Suddenly the ship lurched, throwing them to the floor. They pulled themselves back up and wondered if they had suffered brain damage. For there was Beamer, (though not the Beamer they knew) standing before them in a red, yellow, and blue uniform with brass buttons.
“Officer Ives!” he barked. “Snap to it! We are on a collision course!”
Ghoulie looked out the window and, sure enough, there was a blue and white globe below them, growing steadily bigger before their eyes. What was going on? Were they in some kind of daydream?
Then, like the last pieces in a puzzle, Ghoulie and Scilla suddenly popped into full-uniform and snapped into the story. Their hands flashed across instrument panels as if they’d been born to it.
“’Aye, Captain!” Ghoulie shouted. “Thrusters are in full reverse, but energy levels are down seventy percent. Lieutenant Bruzelski!” he called, turning to Scilla. “The anti-gravity array!”
“Uh, right,” she said, as an instrument panel spit out a plume of smoke. “Sorry, Commander,” she said weakly, “the anti-gravity array is . . . a goner.”

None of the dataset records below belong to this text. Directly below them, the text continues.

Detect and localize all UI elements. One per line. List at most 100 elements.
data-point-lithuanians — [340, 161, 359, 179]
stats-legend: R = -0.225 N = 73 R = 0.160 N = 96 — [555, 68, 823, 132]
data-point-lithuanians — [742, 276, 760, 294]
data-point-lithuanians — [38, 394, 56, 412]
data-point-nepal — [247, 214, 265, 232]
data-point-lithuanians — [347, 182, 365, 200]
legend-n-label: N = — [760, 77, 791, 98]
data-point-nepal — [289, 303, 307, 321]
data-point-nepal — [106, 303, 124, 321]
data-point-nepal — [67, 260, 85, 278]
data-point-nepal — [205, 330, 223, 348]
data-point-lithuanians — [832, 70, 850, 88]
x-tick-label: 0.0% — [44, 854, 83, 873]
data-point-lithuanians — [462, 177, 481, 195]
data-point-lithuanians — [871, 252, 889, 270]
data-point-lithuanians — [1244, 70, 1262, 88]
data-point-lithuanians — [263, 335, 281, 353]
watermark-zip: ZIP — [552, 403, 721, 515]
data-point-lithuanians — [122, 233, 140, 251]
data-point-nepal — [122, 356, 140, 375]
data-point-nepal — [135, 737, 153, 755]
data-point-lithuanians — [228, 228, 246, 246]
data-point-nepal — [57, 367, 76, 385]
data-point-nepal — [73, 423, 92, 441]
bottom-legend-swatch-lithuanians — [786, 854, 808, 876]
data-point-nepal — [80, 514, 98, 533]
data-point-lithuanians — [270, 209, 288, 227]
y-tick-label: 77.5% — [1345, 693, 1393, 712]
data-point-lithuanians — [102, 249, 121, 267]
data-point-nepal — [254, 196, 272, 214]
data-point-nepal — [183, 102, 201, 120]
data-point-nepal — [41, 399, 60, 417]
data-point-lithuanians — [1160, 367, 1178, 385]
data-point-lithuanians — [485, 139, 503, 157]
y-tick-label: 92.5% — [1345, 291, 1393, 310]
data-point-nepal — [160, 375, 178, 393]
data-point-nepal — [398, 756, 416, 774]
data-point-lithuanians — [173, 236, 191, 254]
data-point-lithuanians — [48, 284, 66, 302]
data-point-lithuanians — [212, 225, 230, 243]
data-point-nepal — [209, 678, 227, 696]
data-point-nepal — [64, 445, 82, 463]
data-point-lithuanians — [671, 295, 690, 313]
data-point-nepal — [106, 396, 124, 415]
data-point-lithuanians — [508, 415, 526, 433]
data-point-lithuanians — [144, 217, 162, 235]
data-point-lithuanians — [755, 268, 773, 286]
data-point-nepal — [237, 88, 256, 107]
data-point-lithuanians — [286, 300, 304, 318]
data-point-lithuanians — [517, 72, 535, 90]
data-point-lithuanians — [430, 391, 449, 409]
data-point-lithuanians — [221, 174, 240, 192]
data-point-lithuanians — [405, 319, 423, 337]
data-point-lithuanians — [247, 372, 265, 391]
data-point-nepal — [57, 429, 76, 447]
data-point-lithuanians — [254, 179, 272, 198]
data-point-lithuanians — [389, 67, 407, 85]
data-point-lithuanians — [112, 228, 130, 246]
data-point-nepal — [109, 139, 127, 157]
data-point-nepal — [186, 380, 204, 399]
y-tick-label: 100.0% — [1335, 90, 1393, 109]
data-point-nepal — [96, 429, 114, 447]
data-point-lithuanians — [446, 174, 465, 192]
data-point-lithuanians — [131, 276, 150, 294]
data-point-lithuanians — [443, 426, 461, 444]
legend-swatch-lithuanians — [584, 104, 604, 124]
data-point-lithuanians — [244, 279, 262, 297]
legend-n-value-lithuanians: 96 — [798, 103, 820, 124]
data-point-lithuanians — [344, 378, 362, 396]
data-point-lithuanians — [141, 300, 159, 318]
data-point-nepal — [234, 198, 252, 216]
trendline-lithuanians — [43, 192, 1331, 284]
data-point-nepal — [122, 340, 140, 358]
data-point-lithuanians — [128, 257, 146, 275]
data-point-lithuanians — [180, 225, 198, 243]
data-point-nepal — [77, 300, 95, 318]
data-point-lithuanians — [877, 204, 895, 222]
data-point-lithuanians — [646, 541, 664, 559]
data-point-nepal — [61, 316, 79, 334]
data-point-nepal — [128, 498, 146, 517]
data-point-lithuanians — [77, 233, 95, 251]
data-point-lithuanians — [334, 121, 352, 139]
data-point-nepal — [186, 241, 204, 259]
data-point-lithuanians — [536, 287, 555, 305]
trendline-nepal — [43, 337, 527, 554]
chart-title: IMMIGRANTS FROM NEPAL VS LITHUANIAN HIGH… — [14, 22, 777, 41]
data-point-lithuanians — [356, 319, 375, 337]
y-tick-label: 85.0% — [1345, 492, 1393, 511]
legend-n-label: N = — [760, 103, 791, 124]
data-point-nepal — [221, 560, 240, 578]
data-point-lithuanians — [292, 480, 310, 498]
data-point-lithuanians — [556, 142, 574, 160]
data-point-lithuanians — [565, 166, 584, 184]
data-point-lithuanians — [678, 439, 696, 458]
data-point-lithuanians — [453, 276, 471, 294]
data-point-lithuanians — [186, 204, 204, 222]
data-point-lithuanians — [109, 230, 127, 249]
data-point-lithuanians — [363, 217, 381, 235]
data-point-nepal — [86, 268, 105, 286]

“Try the gluon particle zapper!” Beamer ordered, “Or was that the stickyon matter gummerupper? Whatever . . . do it!”
Ghoulie read the data on his holographic computer display, then looked up through the cockpit window. Shandar Three, or Earth, or Terra, or whatever it was called, depending upon which native tribe you asked, was coming up fast.
“We’re entering the atmosphere!” Ghoulie announced.
“She’s starting to buck!” Scilla warned. Immediately her body began jerking about as if she were riding a roller coaster.
“Bruzelski!” Beamer shouted. “See if you can ice down the heat shield. At the rate we’re dropping, things are going to get french fried around here real soon.”
“’Aye, Captain!” She ran to an instrument panel in the back wall and ripped off the facing. Sparks flickered and flared like the Fourth of July.
Beamer jammed a lever hard to the right, then looked up to the window again. The ship’s nose glowed a pale red. “We’re cooking!”
Ghoulie and Scilla saw sparks zipping past the
side windows. They could hear a whine growing louder. Ghoulie wiped sweat from his brow with one hand while the other danced across the dials. “I think I’m getting something, Captain. She’s pulling up . . . or over . . . or something!”
“Got to have more!” Beamer shouted. “Bruzelski, what’s happening back there?”
“They’re frozen, sir . . . the controls,” she grunted as she leaned on a lever with all of her seventy-five pounds. “Wait! It’s moving!”
But the ship was already too low. It was coming down like a meteor in a blaze of fire. The crystal-Albumidium magnetronic outer coating had already melted. The sillidium shell went next, followed by the megabidium, then the jillibidium, and all the other idium layers.
“Captain!” Ghoulie shouted. “We’re being peeled like an onion. Another ten seconds and we’ll be fireworks!”
Then Beamer saw it — something rising from the edge of a small primitive city, reaching toward them. A faint siren sounded in the background. Tendrils wrapped around the ship like a squid about to have lunch and pulled her down.
“What’s happening?” cried Scilla.
“We’re caught in some kind of . . . biological nightmare — hard, crusty limbs, draped with green stuff, coming out of the ground reaching into the sky. . . . Release the orthomoponic plantipus delimiter,” Ghoulie cried.
“The what?” Scilla asked.
“The weed killer!” Ghoulie yelled. But once again it was too late.
There was a PH UD, a CRUNCH, and a rustle-rustle. The ship was stuck — in something the crew would later learn was called a “tree.” All that was left of her eight-layer hull was the frame, swaying in the branches.
“Beamer!” his mother’s voice called from the back door. Beamer, Ghoulie, and Scilla looked at each other in bewilderment. They were their old selves again — shorts, jeans, T-shirts, ponytail, and all. The instrument panels were again broken plywood with painted dials and broom handle levers.
That night, after everyone else had fallen asleep, Beamer crawled out his window and sat on his roof staring at the tree ship. He couldn’t see much of it in the light of a half moon, but he had a flashlight.